While in his visits to Silent Hill, Henry will shift into third-person (and is able to switch into first if he needs to) to come across what you might expect the illicit town to offer. Possibilities of death and mayhem from vile creatures, weapons to get by with, and a plethora of puzzles to enlighten the oh so stir-crazed mind. Waiting in town for Henry will be a host of freaks and ghouls the likes of which you've never seen (and then some you have). Aside from the return of the skinless dog monster, Henry will have to confront such deformities as hairy and crawling torsos with a set of baby heads attached to it, and bloodied ghostly beings that can peel like skin off a wall and float after Henry to darken his days. Unlike in past editions of Silent Hill, these apparitions are the first creatures to be invulnerable to all weaponry -- except for silver bullets, which Henry won't find until a late point into the game. To counter their threat until that time, Konami will lend Henry two types of special blades that serve as a temporary instrument to slow down their advancement for limited periods of time. Called The Sword of Obedience and The Sword of Despair, Henry will be able to immobilize the ghosts until the moment arrives when they're free again and on the hunt.

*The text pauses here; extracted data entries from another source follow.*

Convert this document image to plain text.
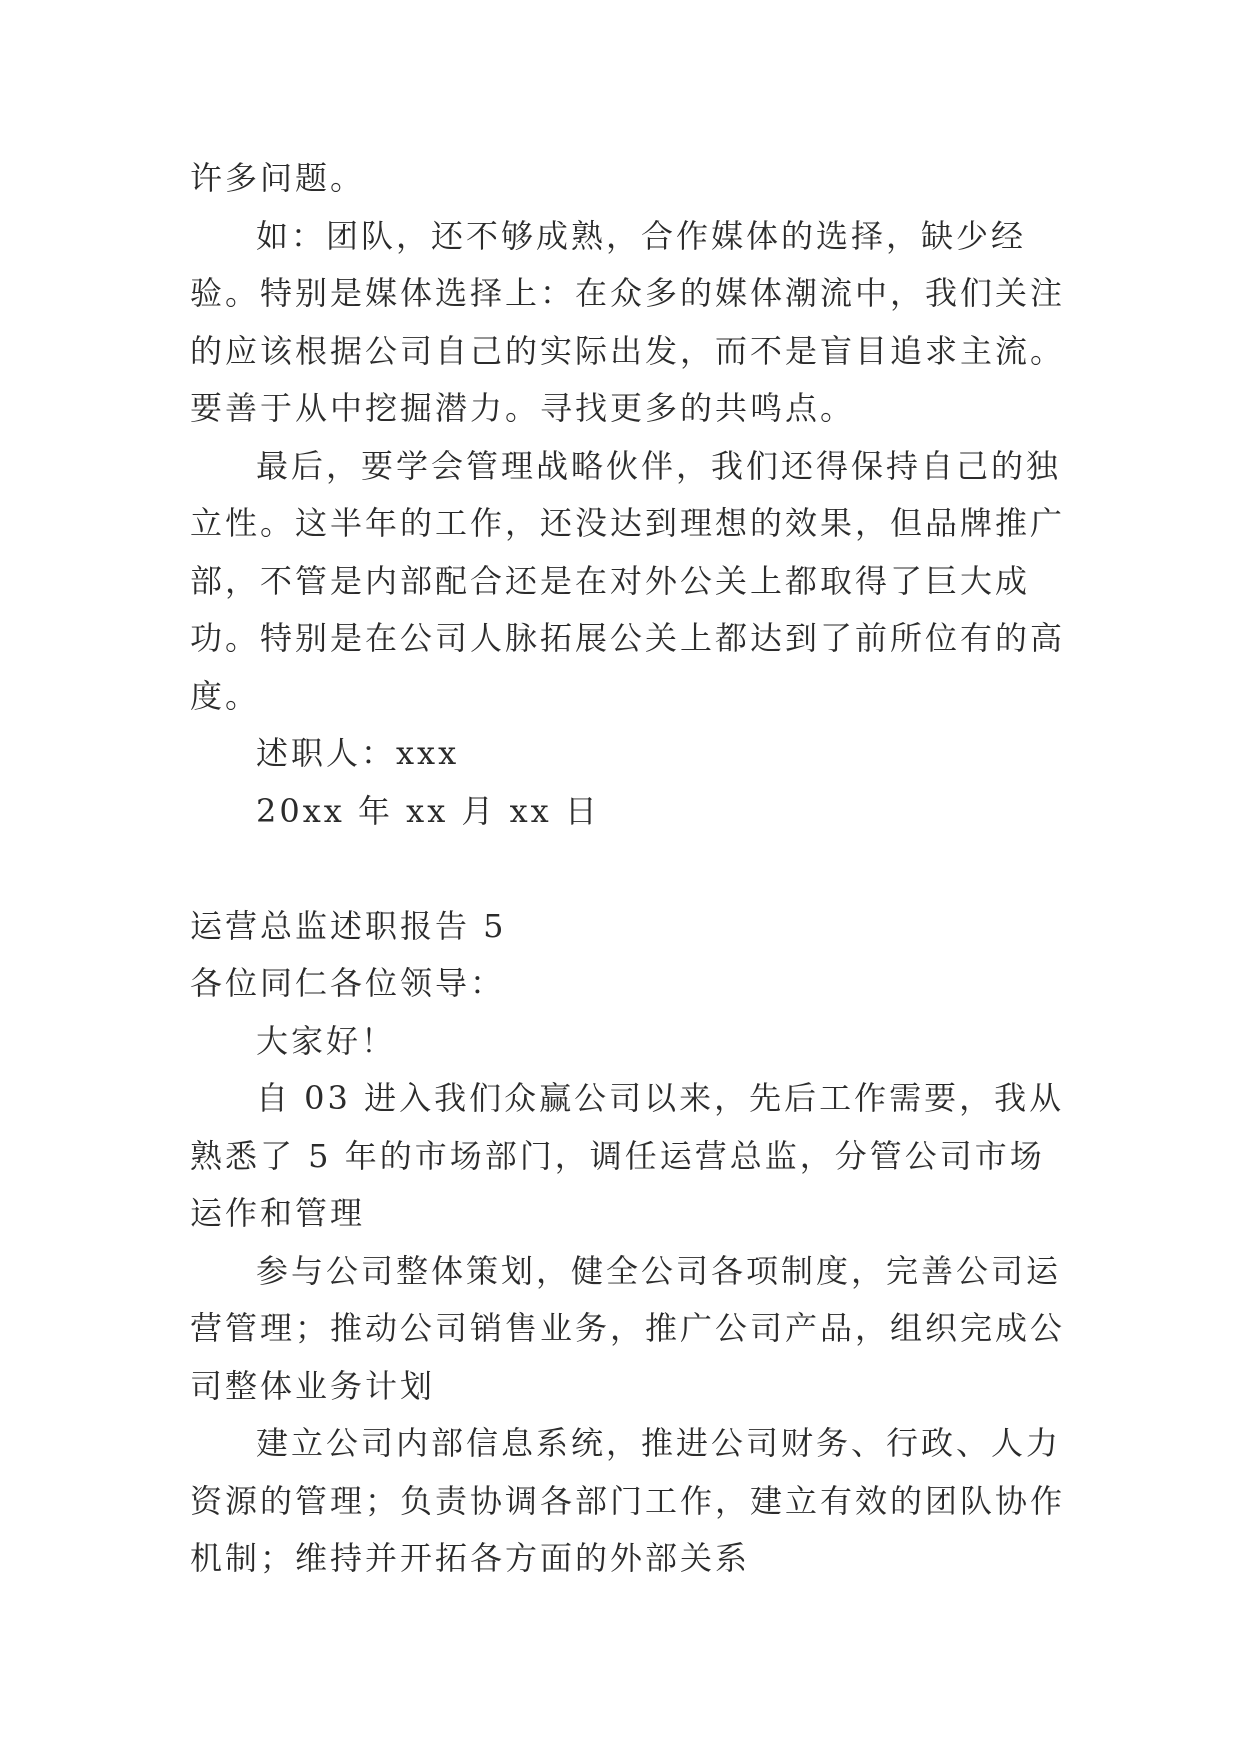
许多问题。

如：团队，还不够成熟，合作媒体的选择，缺少经验。特别是媒体选择上：在众多的媒体潮流中，我们关注的应该根据公司自己的实际出发，而不是盲目追求主流。要善于从中挖掘潜力。寻找更多的共鸣点。

最后，要学会管理战略伙伴，我们还得保持自己的独立性。这半年的工作，还没达到理想的效果，但品牌推广部，不管是内部配合还是在对外公关上都取得了巨大成功。特别是在公司人脉拓展公关上都达到了前所位有的高度。

述职人：xxx

20xx 年 xx 月 xx 日

运营总监述职报告 5

各位同仁各位领导：

大家好！

自 03 进入我们众赢公司以来，先后工作需要，我从熟悉了 5 年的市场部门，调任运营总监，分管公司市场运作和管理

参与公司整体策划，健全公司各项制度，完善公司运营管理；推动公司销售业务，推广公司产品，组织完成公司整体业务计划

建立公司内部信息系统，推进公司财务、行政、人力资源的管理；负责协调各部门工作，建立有效的团队协作机制；维持并开拓各方面的外部关系
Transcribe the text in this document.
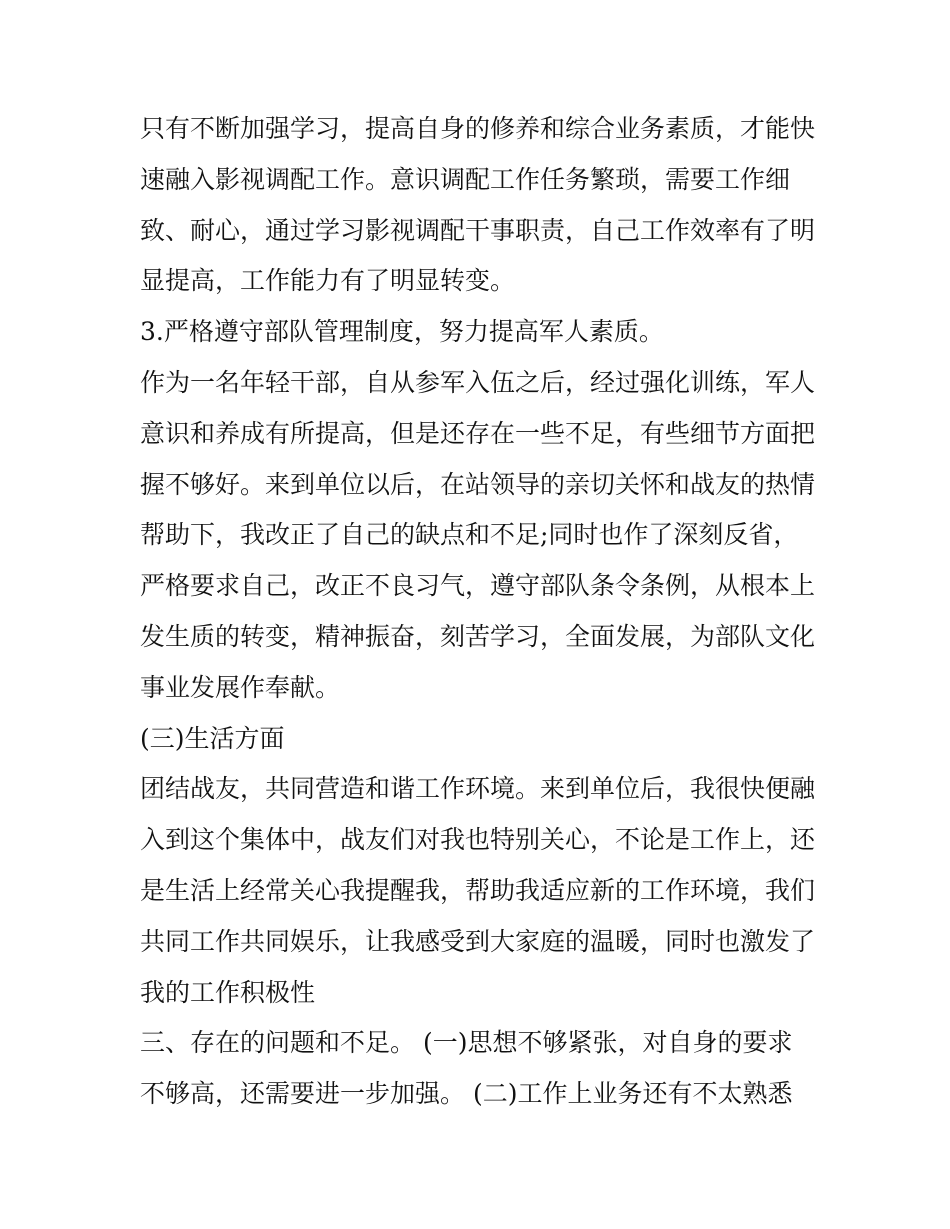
只有不断加强学习，提高自身的修养和综合业务素质，才能快
速融入影视调配工作。意识调配工作任务繁琐，需要工作细
致、耐心，通过学习影视调配干事职责，自己工作效率有了明
显提高，工作能力有了明显转变。
3.严格遵守部队管理制度，努力提高军人素质。
作为一名年轻干部，自从参军入伍之后，经过强化训练，军人
意识和养成有所提高，但是还存在一些不足，有些细节方面把
握不够好。来到单位以后，在站领导的亲切关怀和战友的热情
帮助下，我改正了自己的缺点和不足;同时也作了深刻反省，
严格要求自己，改正不良习气，遵守部队条令条例，从根本上
发生质的转变，精神振奋，刻苦学习，全面发展，为部队文化
事业发展作奉献。
(三)生活方面
团结战友，共同营造和谐工作环境。来到单位后，我很快便融
入到这个集体中，战友们对我也特别关心，不论是工作上，还
是生活上经常关心我提醒我，帮助我适应新的工作环境，我们
共同工作共同娱乐，让我感受到大家庭的温暖，同时也激发了
我的工作积极性
三、存在的问题和不足。 (一)思想不够紧张，对自身的要求
不够高，还需要进一步加强。 (二)工作上业务还有不太熟悉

Another change for trademarks is that players will no longer have to cycle through weapons by pausing the action in the game, since now Henry can choose from both melee and ranged types directly while the game is in motion. Possibly the most intriguing addition to Silent Hill 4 though, will be the fact that Henry will receive backup. One of Henry's neighbors named Eileen will follow Henry through his adventure at certain periods. Able to wield a chain weapon, the disturbing thing about Eileen is that her body will over time reveal more and more injuries that presumably are meant to turn her into something other than a chain-whipping cutie pie. And while I didn't get a chance to experience any of Silent Hill 4's puzzles first hand, I did get to walk around and battle some inside what appeared to be an aged building of some sort. With several ladders, doorways, and revolving corridors to give access to hands that would stick out from the wall, hellish hounds that would gang up and hurt Henry, and the aforementioned humanly ghost things, Silent Hill 4's control scheme felt familiar to Silent Hill 3's style of play -- so fans shouldn't expect anything too different.
Continuing to situate its Silent Hill franchise as one of the leading games in visual technology, Konami is only doing the series more justice with some supplementing enhancements. Throughout its levels, the game will part its paths into the inside and outside locales of a misty forest, a water prison, and also a dank building. In every one of Henry's return trips to his apartment, it'll be possible to witness the gradual deterioration of its insides. And with richer textures, tar-like globs that stick to monsters as they breach through the walls, and the inclusion of a grainy static effect, there is no doubt that Silent Hill 4 shouldn't be one of the year's most graphically satisfying titles.